B 先例ミュラー対オレゴン判決の判例変更としての側面

 1908年ミュラー対オレゴン判決Muller v.Oregon,208 US.412は、両性の本質的な相違と男女の役割の差異という19世紀的な定型概念に基づいて、女性のみの労働時間規制立法(オレゴン州での機械作業所・工場・洗濯業において女性は1日10時間を超えて雇傭されてはならないとする州法)の合憲性を支持した。具体的な理由として、身体の構造、それぞれが果たすべき役割、長時間働く能力、子孫への影響、きちんと権利を主張するのに必要な自己への信頼、生存競争の力において、男女は異なっているから、女性保護立法は、同様の立法が男性には不必要であり支持できないときでも支持されると述べた【*1】。
 この判決は極保守派のブリューワ判事が法廷意見を記し、労働時間規制が男性に適用される限り契約の自由の侵害として司法審査の対象となるという立場でロックナー判決は維持されている。
 今日、公民権法タイトル7によって雇用における性差別は、かなり厳格に違法とされる。ブリューワ法廷意見にある「たとえ母たる役割がなくとも、長時間の立仕事は身体に有害であるとの多くの医学的証言がある」【*2】という見解は、女性を庇護されるべき性、弱い性とみなすステロタイプに思える。現代の医学的水準では、女性より男性が病気になる傾向、男性の方がストレスに弱いことなどが指摘されており、容認しがたい見解である。
 1923年アドキンズ判決は、ミュラー判決を覆して、女性も男性と同様、憲法によって保護される「契約の自由」を享受するとされた。女性の権利にとって画期的な判決となった。
 この背景としては、1920年投票権の性差別の禁止(女性参政権)を定めた憲法修正19条が批准された事情がある。サザ-ランドは上院議員時代から修正19条の推進論者であった。
 しかしながら私は、男女の権利の差異を前提とするブラッドリー判事やブリューワ判事の示した、男女役割分担の定型概念を基本には支持する立場であり、投票権での差別を禁止したに過ぎない憲法19条から直接判例変更を引き出せるものではないと考えるので、この判例変更は唐突のように思える。

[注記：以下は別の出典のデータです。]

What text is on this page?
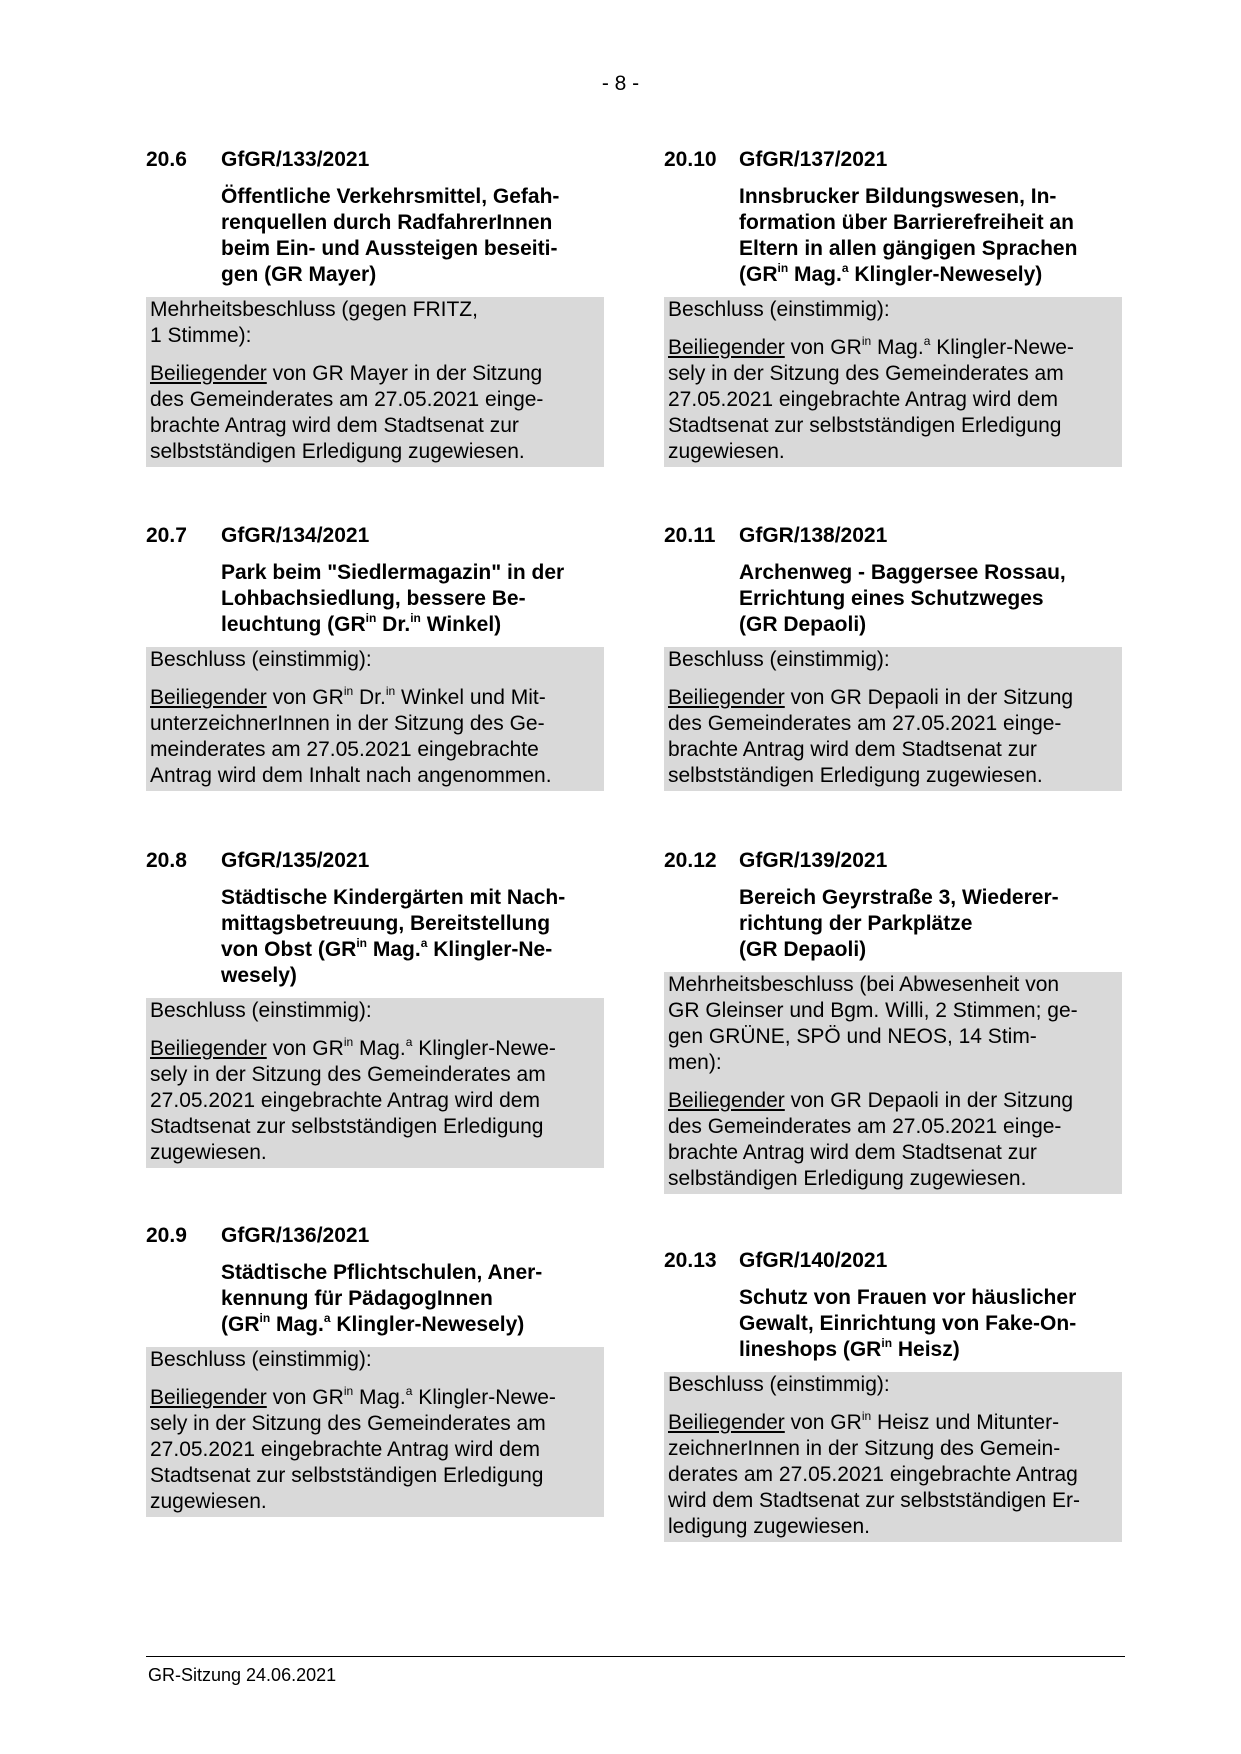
- 8 -
20.6 GfGR/133/2021
Öffentliche Verkehrsmittel, Gefah-
renquellen durch RadfahrerInnen
beim Ein- und Aussteigen beseiti-
gen (GR Mayer)

Mehrheitsbeschluss (gegen FRITZ,
1 Stimme):

Beiliegender von GR Mayer in der Sitzung
des Gemeinderates am 27.05.2021 einge-
brachte Antrag wird dem Stadtsenat zur
selbstständigen Erledigung zugewiesen.

20.7 GfGR/134/2021
Park beim "Siedlermagazin" in der
Lohbachsiedlung, bessere Be-
leuchtung ($GR^{in}$ Dr.$^{in}$ Winkel)

Beschluss (einstimmig):

Beiliegender von $GR^{in}$ Dr.$^{in}$ Winkel und Mit-
unterzeichnerInnen in der Sitzung des Ge-
meinderates am 27.05.2021 eingebrachte
Antrag wird dem Inhalt nach angenommen.

20.8 GfGR/135/2021
Städtische Kindergärten mit Nach-
mittagsbetreuung, Bereitstellung
von Obst ($GR^{in}$ Mag.$^a$ Klingler-Ne-
wesely)

Beschluss (einstimmig):

Beiliegender von $GR^{in}$ Mag.$^a$ Klingler-Newe-
sely in der Sitzung des Gemeinderates am
27.05.2021 eingebrachte Antrag wird dem
Stadtsenat zur selbstständigen Erledigung
zugewiesen.

20.9 GfGR/136/2021
Städtische Pflichtschulen, Aner-
kennung für PädagogInnen
($GR^{in}$ Mag.$^a$ Klingler-Newesely)

Beschluss (einstimmig):

Beiliegender von $GR^{in}$ Mag.$^a$ Klingler-Newe-
sely in der Sitzung des Gemeinderates am
27.05.2021 eingebrachte Antrag wird dem
Stadtsenat zur selbstständigen Erledigung
zugewiesen.

20.10 GfGR/137/2021
Innsbrucker Bildungswesen, In-
formation über Barrierefreiheit an
Eltern in allen gängigen Sprachen
($GR^{in}$ Mag.$^a$ Klingler-Newesely)

Beschluss (einstimmig):

Beiliegender von $GR^{in}$ Mag.$^a$ Klingler-Newe-
sely in der Sitzung des Gemeinderates am
27.05.2021 eingebrachte Antrag wird dem
Stadtsenat zur selbstständigen Erledigung
zugewiesen.

20.11 GfGR/138/2021
Archenweg - Baggersee Rossau,
Errichtung eines Schutzweges
(GR Depaoli)

Beschluss (einstimmig):

Beiliegender von GR Depaoli in der Sitzung
des Gemeinderates am 27.05.2021 einge-
brachte Antrag wird dem Stadtsenat zur
selbstständigen Erledigung zugewiesen.

20.12 GfGR/139/2021
Bereich Geyrstraße 3, Wiederer-
richtung der Parkplätze
(GR Depaoli)

Mehrheitsbeschluss (bei Abwesenheit von
GR Gleinser und Bgm. Willi, 2 Stimmen; ge-
gen GRÜNE, SPÖ und NEOS, 14 Stim-
men):

Beiliegender von GR Depaoli in der Sitzung
des Gemeinderates am 27.05.2021 einge-
brachte Antrag wird dem Stadtsenat zur
selbständigen Erledigung zugewiesen.

20.13 GfGR/140/2021
Schutz von Frauen vor häuslicher
Gewalt, Einrichtung von Fake-On-
lineshops ($GR^{in}$ Heisz)

Beschluss (einstimmig):

Beiliegender von $GR^{in}$ Heisz und Mitunter-
zeichnerInnen in der Sitzung des Gemein-
derates am 27.05.2021 eingebrachte Antrag
wird dem Stadtsenat zur selbstständigen Er-
ledigung zugewiesen.

GR-Sitzung 24.06.2021
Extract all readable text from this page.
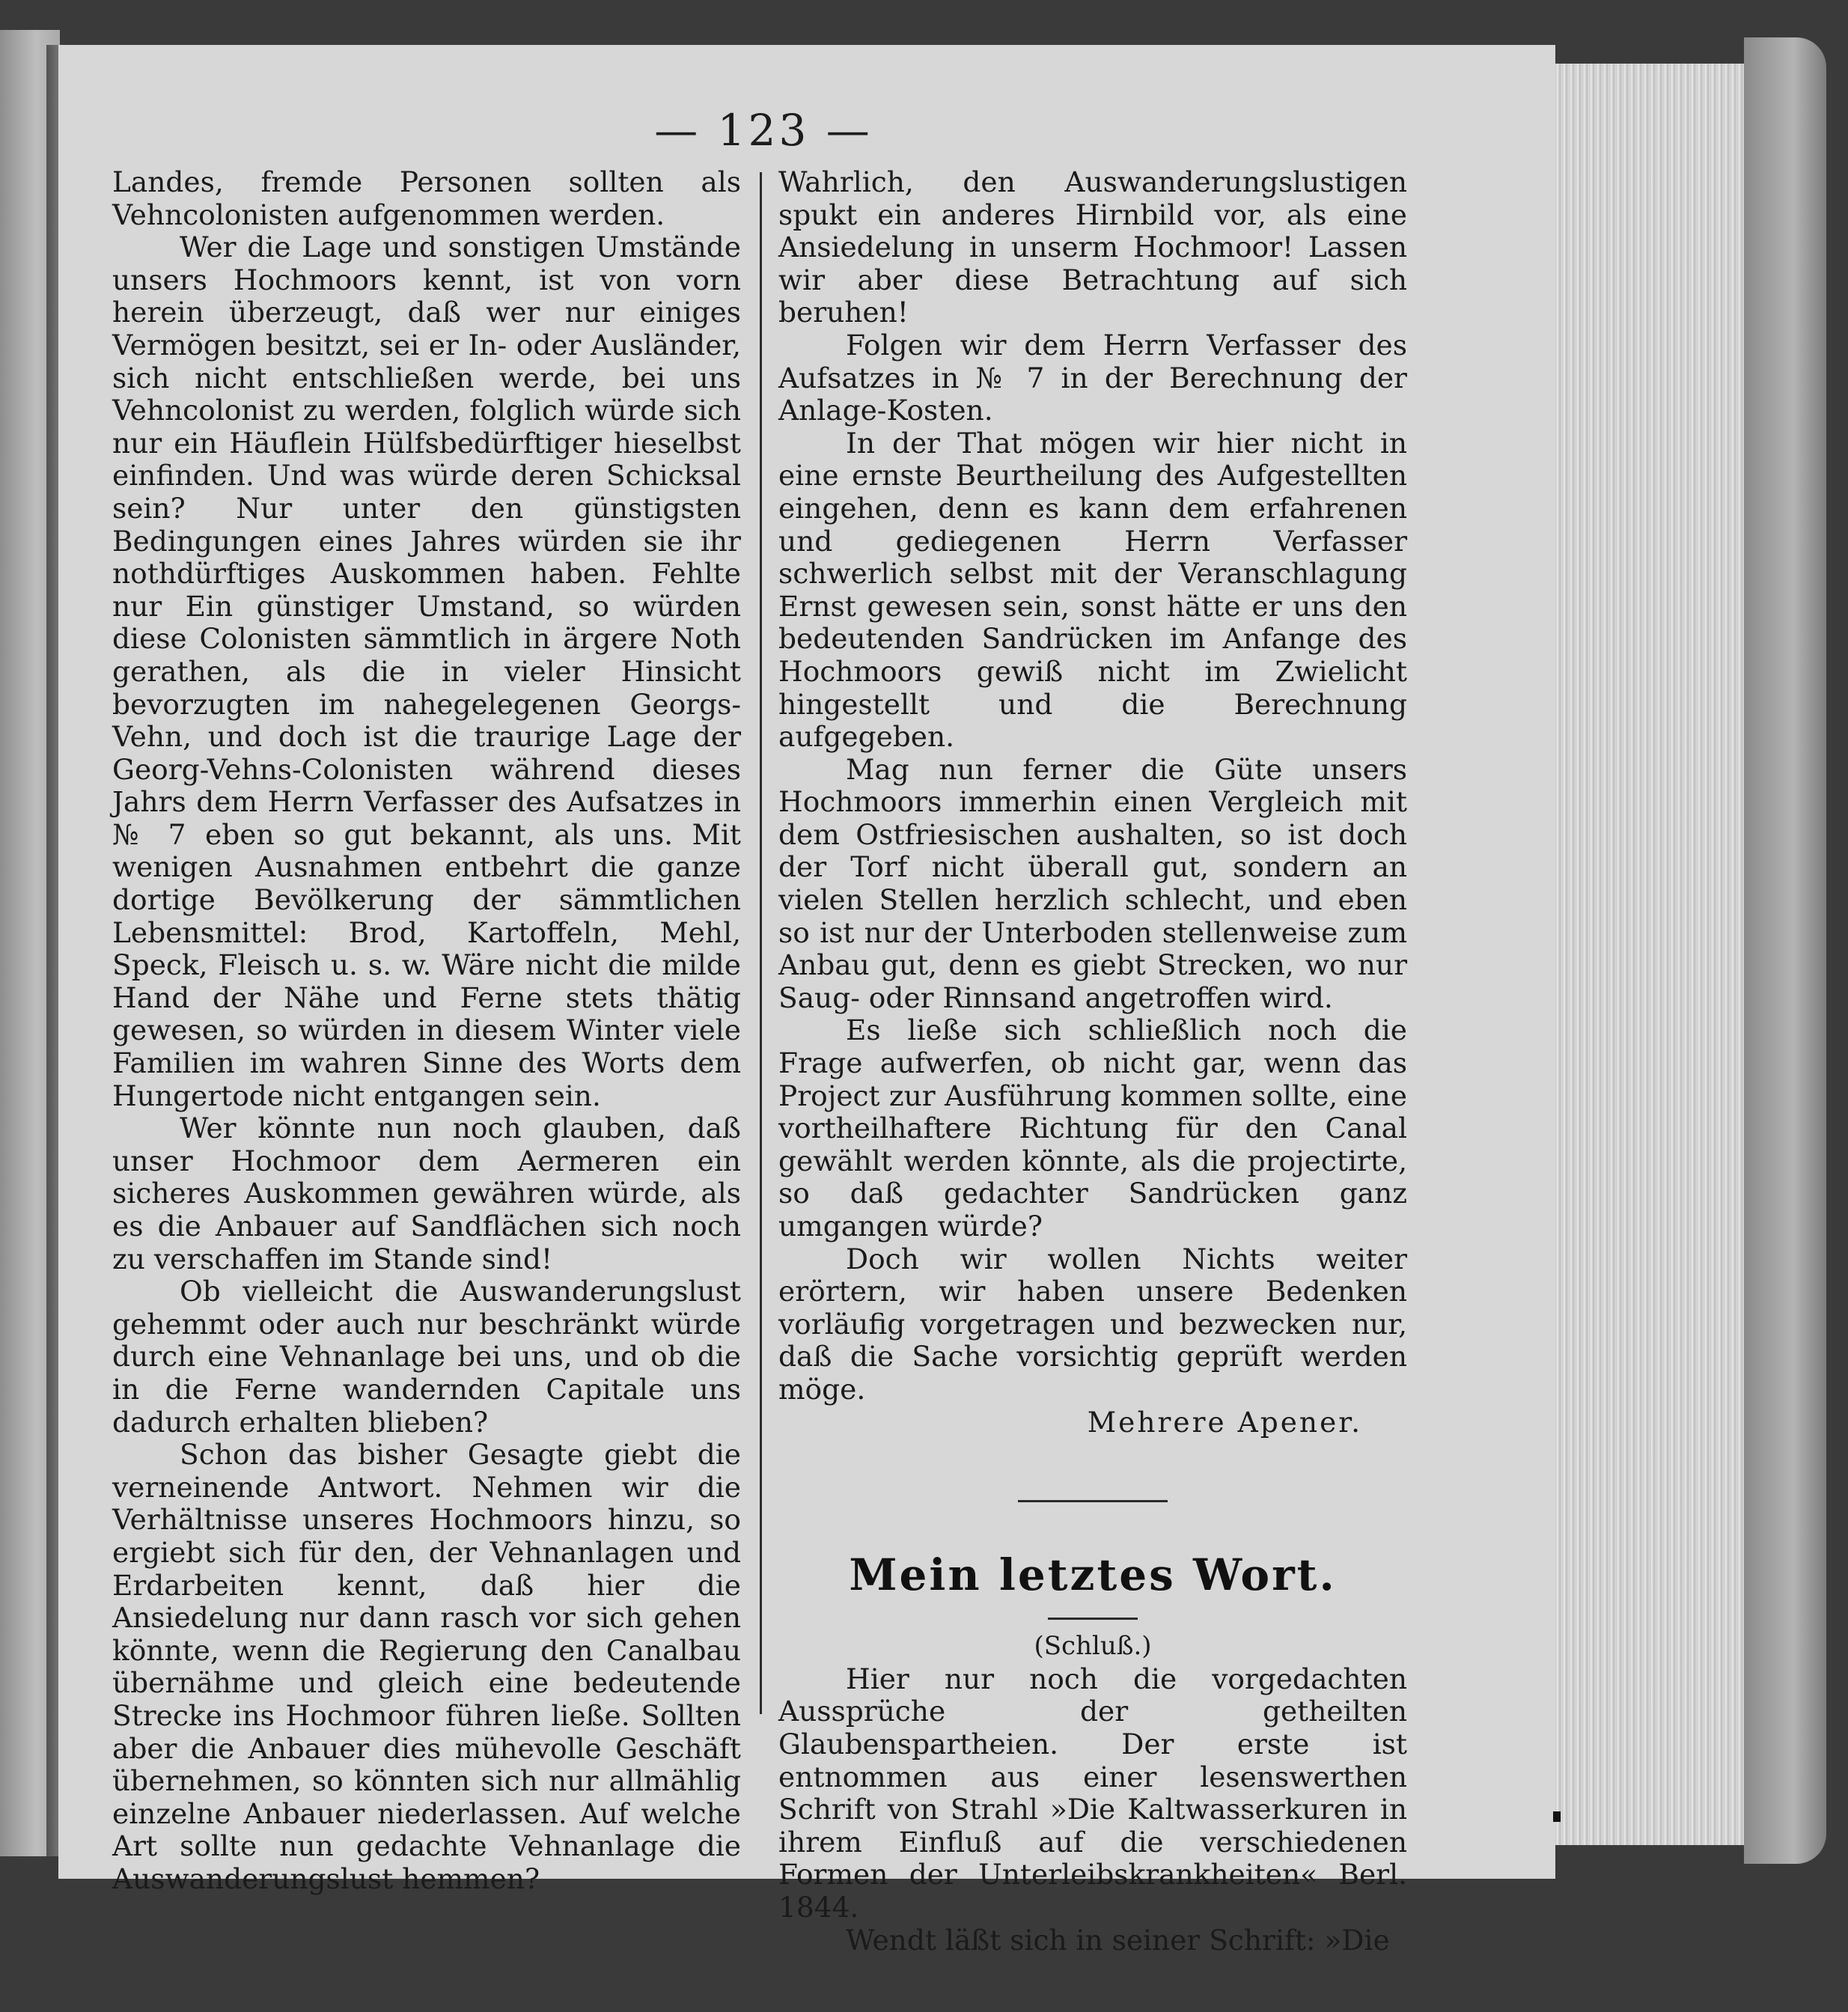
— 123 —

Landes, fremde Personen sollten als Vehncolonisten aufgenommen werden.

Wer die Lage und sonstigen Umstände unsers Hochmoors kennt, ist von vorn herein überzeugt, daß wer nur einiges Vermögen besitzt, sei er In- oder Ausländer, sich nicht entschließen werde, bei uns Vehncolonist zu werden, folglich würde sich nur ein Häuflein Hülfsbedürftiger hieselbst einfinden. Und was würde deren Schicksal sein? Nur unter den günstigsten Bedingungen eines Jahres würden sie ihr nothdürftiges Auskommen haben. Fehlte nur Ein günstiger Umstand, so würden diese Colonisten sämmtlich in ärgere Noth gerathen, als die in vieler Hinsicht bevorzugten im nahegelegenen Georgs-Vehn, und doch ist die traurige Lage der Georg-Vehns-Colonisten während dieses Jahrs dem Herrn Verfasser des Aufsatzes in № 7 eben so gut bekannt, als uns. Mit wenigen Ausnahmen entbehrt die ganze dortige Bevölkerung der sämmtlichen Lebensmittel: Brod, Kartoffeln, Mehl, Speck, Fleisch u. s. w. Wäre nicht die milde Hand der Nähe und Ferne stets thätig gewesen, so würden in diesem Winter viele Familien im wahren Sinne des Worts dem Hungertode nicht entgangen sein.

Wer könnte nun noch glauben, daß unser Hochmoor dem Aermeren ein sicheres Auskommen gewähren würde, als es die Anbauer auf Sandflächen sich noch zu verschaffen im Stande sind!

Ob vielleicht die Auswanderungslust gehemmt oder auch nur beschränkt würde durch eine Vehnanlage bei uns, und ob die in die Ferne wandernden Capitale uns dadurch erhalten blieben?

Schon das bisher Gesagte giebt die verneinende Antwort. Nehmen wir die Verhältnisse unseres Hochmoors hinzu, so ergiebt sich für den, der Vehnanlagen und Erdarbeiten kennt, daß hier die Ansiedelung nur dann rasch vor sich gehen könnte, wenn die Regierung den Canalbau übernähme und gleich eine bedeutende Strecke ins Hochmoor führen ließe. Sollten aber die Anbauer dies mühevolle Geschäft übernehmen, so könnten sich nur allmählig einzelne Anbauer niederlassen. Auf welche Art sollte nun gedachte Vehnanlage die Auswanderungslust hemmen?

Wahrlich, den Auswanderungslustigen spukt ein anderes Hirnbild vor, als eine Ansiedelung in unserm Hochmoor! Lassen wir aber diese Betrachtung auf sich beruhen!

Folgen wir dem Herrn Verfasser des Aufsatzes in № 7 in der Berechnung der Anlage-Kosten.

In der That mögen wir hier nicht in eine ernste Beurtheilung des Aufgestellten eingehen, denn es kann dem erfahrenen und gediegenen Herrn Verfasser schwerlich selbst mit der Veranschlagung Ernst gewesen sein, sonst hätte er uns den bedeutenden Sandrücken im Anfange des Hochmoors gewiß nicht im Zwielicht hingestellt und die Berechnung aufgegeben.

Mag nun ferner die Güte unsers Hochmoors immerhin einen Vergleich mit dem Ostfriesischen aushalten, so ist doch der Torf nicht überall gut, sondern an vielen Stellen herzlich schlecht, und eben so ist nur der Unterboden stellenweise zum Anbau gut, denn es giebt Strecken, wo nur Saug- oder Rinnsand angetroffen wird.

Es ließe sich schließlich noch die Frage aufwerfen, ob nicht gar, wenn das Project zur Ausführung kommen sollte, eine vortheilhaftere Richtung für den Canal gewählt werden könnte, als die projectirte, so daß gedachter Sandrücken ganz umgangen würde?

Doch wir wollen Nichts weiter erörtern, wir haben unsere Bedenken vorläufig vorgetragen und bezwecken nur, daß die Sache vorsichtig geprüft werden möge.

Mehrere Apener.
Mein letztes Wort.
(Schluß.)

Hier nur noch die vorgedachten Aussprüche der getheilten Glaubenspartheien. Der erste ist entnommen aus einer lesenswerthen Schrift von Strahl »Die Kaltwasserkuren in ihrem Einfluß auf die verschiedenen Formen der Unterleibskrankheiten« Berl. 1844.

Wendt läßt sich in seiner Schrift: »Die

 というのは、本件は連邦法の事件で修正5条が争点だが、修正14条における「人」に「女性」も含まれることを初めて明らかにしたのは、1971年の遺言の検認の手続きにおける性別を違憲とした。リード対リード判決Reed v.Reed,404 US.71であり、連邦最高裁が州法にる性差別を違憲と判示するようになったのは70年代以降の展開であるからだ。そのような意味でも進歩的な判決なのである。
 私は、リード判決を支持しない女性差別主義であると、再三述べてきたにもかかわず、アドキンズ対児童病院判決に賛同する理由は、仮に、憲法修正19条を背景として女性の権利を確立のは行きすぎがあるとしても、ロックナーを先例として再確認した意義、「契約の自由が原則であってその制約は例外」と述べた意義が余りに大きくて、そのためには女性の権利に加担するマイナスを相殺してあまりある価値を認めるためである。